Aura, en raras ocasiones levantaba el rostro. Su madre le hizo sentir poco
digna de mirar la faz invisible de un Dios inquisitivo. No obstante, poco
importó su porte tímido, ya que poseía una belleza intranquila para el pueblo
donde vivían. Cuando Aura cumplió 18 años, Carlos tocó a la puerta con un ramo
de hortensias entre sus manos. Milagros sabía las intenciones del muchacho y
azotó la puerta, tirando de golpe las ilusiones del joven y un ramo de flores
indignas.
- Ya empezaron los lobos a olfatear la fricción de tus muslos.
- Entonces, ¿no quiere que me case?
- Quiero que te aplaques y me ayudes a limpiar los frijoles.
- No entiendo cómo es que quiere que me tranquilice y manda al remedio
lejos de esta casa.
- Aura, a ese tal Carlos le pusieron ese nombre común porque fue criado
como hombre común. Solo busca lo que tú puedas darle por las noches y cuando se
canse, buscara a otra y en verdad no tienes idea de cómo son las “otras” de
este pueblo. Las “otras” que no se casan. Las del monte. Ave María Purísima. -
dijo Milagros, persignándose y besando el rosario.
- Mamá, ¿en serio cree usted eso de que son brujas?
- No, no lo creo. Lo sé. Dinorah, la madre de esas ranflas, fue la que
le tocó el chichapal a tu papá.
Aura sabía que su padre había tenido un romance con Dinorah, pero nunca
había oído nada del chichapal. En la sierra se contaba que cuando una mujer
quería llamar a su hombre, bastaba con hervir en una olla de barro (mejor
conocida como chichapal), albahaca, laurel, lavanda, jazmín, un mechón de pelo
del deseado y sangre de la interesada. Cuando el brebaje comenzara a oler,
había que dar golpecitos a la olla de barro con un cucharon de madera, mismos
que sirven de llamado para el hombre.
Milagros se empeñaba en culpar a Dinorah porque una noche que su esposo
fue a buscarla, se cayó en el monte y murió. A Aura le daba lástima que su madre
creyera todo cuento de brujas, leyendas, muertos y la Biblia.
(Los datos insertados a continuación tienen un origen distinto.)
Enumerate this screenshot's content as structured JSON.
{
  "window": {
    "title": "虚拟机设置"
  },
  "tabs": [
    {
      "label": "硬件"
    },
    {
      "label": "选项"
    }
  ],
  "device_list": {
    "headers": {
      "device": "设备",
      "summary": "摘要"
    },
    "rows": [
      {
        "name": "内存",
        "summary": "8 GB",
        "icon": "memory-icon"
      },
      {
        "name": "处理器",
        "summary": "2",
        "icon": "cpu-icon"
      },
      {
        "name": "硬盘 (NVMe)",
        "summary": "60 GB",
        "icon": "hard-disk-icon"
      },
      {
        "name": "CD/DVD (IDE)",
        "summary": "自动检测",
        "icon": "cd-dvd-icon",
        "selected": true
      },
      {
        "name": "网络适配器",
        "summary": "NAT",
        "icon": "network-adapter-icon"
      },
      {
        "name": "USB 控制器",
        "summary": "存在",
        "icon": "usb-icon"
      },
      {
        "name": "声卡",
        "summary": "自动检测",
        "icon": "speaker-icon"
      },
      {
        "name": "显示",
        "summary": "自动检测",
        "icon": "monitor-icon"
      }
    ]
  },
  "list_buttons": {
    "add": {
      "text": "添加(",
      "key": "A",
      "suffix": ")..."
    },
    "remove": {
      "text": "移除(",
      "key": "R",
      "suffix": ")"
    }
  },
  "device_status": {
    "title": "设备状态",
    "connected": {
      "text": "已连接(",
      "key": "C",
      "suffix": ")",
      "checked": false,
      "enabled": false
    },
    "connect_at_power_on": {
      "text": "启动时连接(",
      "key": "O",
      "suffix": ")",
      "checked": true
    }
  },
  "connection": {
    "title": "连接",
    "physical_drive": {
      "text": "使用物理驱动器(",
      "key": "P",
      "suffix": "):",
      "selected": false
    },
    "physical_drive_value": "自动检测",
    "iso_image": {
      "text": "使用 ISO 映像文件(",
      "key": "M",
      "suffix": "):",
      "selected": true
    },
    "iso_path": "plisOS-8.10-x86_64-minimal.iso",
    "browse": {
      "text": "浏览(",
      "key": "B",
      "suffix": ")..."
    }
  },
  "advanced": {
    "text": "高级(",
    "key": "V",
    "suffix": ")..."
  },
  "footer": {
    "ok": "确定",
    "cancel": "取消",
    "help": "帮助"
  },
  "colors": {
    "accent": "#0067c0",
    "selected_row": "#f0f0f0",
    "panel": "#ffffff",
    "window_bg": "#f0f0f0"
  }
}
- Carlos es un buen hombre mamá. Va a heredar la tienda de zapatos de su
padre y unas tierras de su tío, el maricón.
Si había algo que Milagros amara más que a Jesús, era la seguridad del billete;
así que permitió a Carlos visitar a su hija, siempre y cuando prometiera
matrimonio y no volver a traer ridículas hortensias a su casa.
Meses más tarde, la hija de la viuda religiosa y el hijo del zapatero se
casaron. En la noche de bodas, Aura mostró a Carlos su temperamento y éste
lloró de la felicidad. Aura, al fin, se sentía libre de hacer y decir lo que le
venía en gana. Así pasaron dos años, hasta que el vicio de la intriga permeó en
el matrimonio y comenzaron los cuestionamientos con respecto a la fertilidad de
la joven.
- Estas yerma de tanto baño que te diste soltera. Transformaste tu
vientre en un parque de diversiones en el desierto. – comentó Milagros con esa ternura de madre
tan característica. A Aura, las opiniones de otros, no le afectaron tanto como
la seriedad de Carlos, la cama helada, el florero con hortensias marchitas y
las salidas nocturnas de su esposo.
Un domingo, en el mercado, mientras olía nostálgica unas limas, Aura
percibió el susurro de Dinorah a su oído: Carlitos se te escapa por las noches
al monte porque no les das crías ¿verdad, Aurita?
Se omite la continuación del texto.